Kamran Afzal

Personal information
- Born: 28 February 1997 (age 28) Lahore, Pakistan
- Batting: Left-handed
- Bowling: Left-arm orthodox spin
- Role: Bowler

Domestic team information
- 2010–2017: Lahore
- 2017: Ghani Glass
- 2019: Higher Education Commission
- 2020–present: Central Punjab
- Source: ESPNcricinfo, 20 January 2017

= Kamran Afzal =

Pakistani cricketer (born 1997)

Kamran Afzal (born 28 February 1997) is a Pakistani cricketer.

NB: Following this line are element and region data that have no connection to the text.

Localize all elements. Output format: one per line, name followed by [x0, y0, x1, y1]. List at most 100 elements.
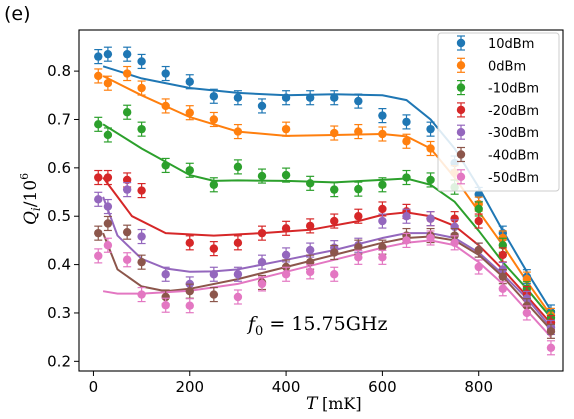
data-point--50dBm	[103, 237, 113, 253]
legend-entry: -40dBm	[456, 146, 539, 164]
data-point-10dBm	[378, 108, 387, 124]
legend: 10dBm 0dBm -10dBm -20dBm -30dBm -40dBm -50dBm	[437, 32, 560, 192]
annotation: f0 = 15.75GHz	[246, 313, 387, 339]
data-point--10dBm	[185, 162, 194, 178]
x-tick-label: 200	[175, 378, 204, 396]
data-point--20dBm	[257, 225, 267, 241]
data-point--50dBm	[426, 230, 435, 246]
panel-label: (e)	[4, 3, 31, 25]
data-point-0dBm	[378, 126, 387, 142]
data-point--30dBm	[94, 191, 103, 207]
data-point--10dBm	[426, 172, 435, 188]
x-axis-label-unit: [mK]	[322, 394, 362, 413]
data-point--10dBm	[330, 182, 339, 198]
data-point-0dBm	[103, 75, 113, 91]
data-point-10dBm	[122, 46, 132, 62]
data-point-10dBm	[305, 90, 315, 106]
data-point-0dBm	[185, 105, 194, 121]
data-point-0dBm	[233, 123, 243, 140]
legend-entry: -10dBm	[456, 79, 539, 97]
data-point--20dBm	[103, 169, 113, 186]
data-point--10dBm	[305, 175, 315, 191]
data-point-10dBm	[354, 93, 363, 109]
fit-line-10dBm	[102, 65, 552, 312]
data-point--50dBm	[94, 248, 103, 264]
data-point--30dBm	[161, 266, 170, 282]
data-point-10dBm	[233, 90, 243, 106]
data-point--50dBm	[185, 298, 194, 314]
data-point--20dBm	[209, 241, 219, 257]
data-point--50dBm	[498, 281, 508, 297]
legend-entry: 10dBm	[456, 35, 534, 52]
data-point--30dBm	[257, 254, 267, 270]
data-point--40dBm	[474, 242, 483, 258]
legend-label: -30dBm	[488, 126, 539, 141]
data-point--40dBm	[330, 244, 339, 261]
data-point--50dBm	[122, 252, 132, 268]
legend-marker	[456, 150, 466, 159]
y-axis-title: Qi/106	[18, 173, 43, 225]
x-tick-label: 600	[368, 378, 397, 396]
data-point--10dBm	[209, 177, 219, 193]
axis-ticks: 0 200 400 600 800 0.2 0.3 0.4 0.5 0.6 0.7 0.8	[47, 62, 493, 396]
data-point--40dBm	[546, 323, 556, 339]
data-point-0dBm	[137, 80, 146, 96]
y-tick-label: 0.7	[47, 110, 71, 128]
plot-area: 0 200 400 600 800 0.2 0.3 0.4 0.5 0.6 0.7 0.8	[47, 29, 564, 396]
data-point--40dBm	[209, 286, 219, 303]
data-point--20dBm	[185, 235, 194, 251]
data-point-0dBm	[209, 111, 219, 128]
data-point--50dBm	[257, 276, 267, 292]
legend-entry: 0dBm	[456, 57, 526, 74]
data-point--30dBm	[122, 182, 132, 198]
data-point-10dBm	[209, 88, 219, 104]
legend-entry: -50dBm	[456, 169, 539, 186]
x-tick-label: 800	[464, 378, 493, 396]
data-point--50dBm	[137, 286, 146, 303]
data-point--10dBm	[402, 169, 411, 186]
data-point--30dBm	[137, 228, 146, 245]
x-tick-label: 0	[89, 378, 99, 396]
legend-entry: -30dBm	[456, 124, 539, 141]
data-point--20dBm	[137, 182, 146, 199]
legend-marker	[456, 105, 466, 115]
data-point--40dBm	[185, 283, 194, 299]
data-point--30dBm	[378, 213, 387, 229]
data-point--10dBm	[233, 159, 243, 175]
data-point--50dBm	[330, 266, 339, 282]
legend-marker	[456, 38, 466, 48]
data-point--30dBm	[402, 208, 411, 224]
legend-label: -20dBm	[488, 104, 539, 119]
data-point--40dBm	[122, 224, 132, 240]
y-axis-label-symbol: Qi/106	[18, 173, 43, 225]
data-point-0dBm	[161, 98, 170, 114]
data-point-10dBm	[257, 98, 267, 114]
legend-entry: -20dBm	[456, 102, 539, 119]
frequency-annotation: f0 = 15.75GHz	[246, 313, 387, 339]
y-tick-label: 0.5	[47, 207, 71, 225]
data-point--10dBm	[137, 121, 146, 137]
data-point-10dBm	[137, 53, 146, 70]
data-point--20dBm	[354, 208, 363, 224]
legend-marker	[456, 83, 466, 92]
data-point-0dBm	[426, 140, 435, 157]
legend-marker	[456, 61, 466, 70]
data-point--10dBm	[161, 157, 170, 174]
y-tick-label: 0.6	[47, 159, 71, 177]
legend-label: 10dBm	[488, 37, 534, 52]
data-point--20dBm	[281, 220, 291, 236]
data-point--50dBm	[378, 249, 387, 265]
data-point--50dBm	[161, 297, 170, 313]
data-point--10dBm	[378, 177, 387, 193]
data-point--10dBm	[103, 127, 113, 143]
legend-marker	[456, 128, 466, 137]
y-tick-label: 0.2	[47, 352, 71, 370]
data-point-10dBm	[330, 90, 339, 106]
y-tick-label: 0.3	[47, 304, 71, 322]
data-point-0dBm	[94, 68, 103, 84]
data-point-10dBm	[185, 74, 194, 90]
x-axis-label-symbol: T	[306, 394, 319, 414]
data-point-10dBm	[94, 49, 103, 65]
data-point-0dBm	[122, 65, 132, 82]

Afzal represented Lahore in age-group cricket from under-16s in 2010, through under-19s from 2012 to 2014, to senior cricket in 2015. He played three of out of five matches for Pakistan under-19s against Kenya on a tour of Kenya in December 2014. In 2015, he played inter-district cricket in Lahore, and was selected in the Pakistan under-19 squad that toured Sri Lanka in October; he played in the first of the two Test matches, and the first three of the five ODIs.

Afzal made his List A debut for Lahore Whites on 20 January 2017 in the 2016–17 Regional One Day Cup. He later played GradeII cricket in the Patron's Trophy, for Ghani Glass in 2017 and Higher Education Commission in 2019. Following the restructuring of domestic cricket in Pakistan in 2019, he has played for Central Punjab, mostly appearing in the second XI competitions. He made his second List A appearance in January 2021, for Central Punjab against Baluchistan in the Pakistan Cup.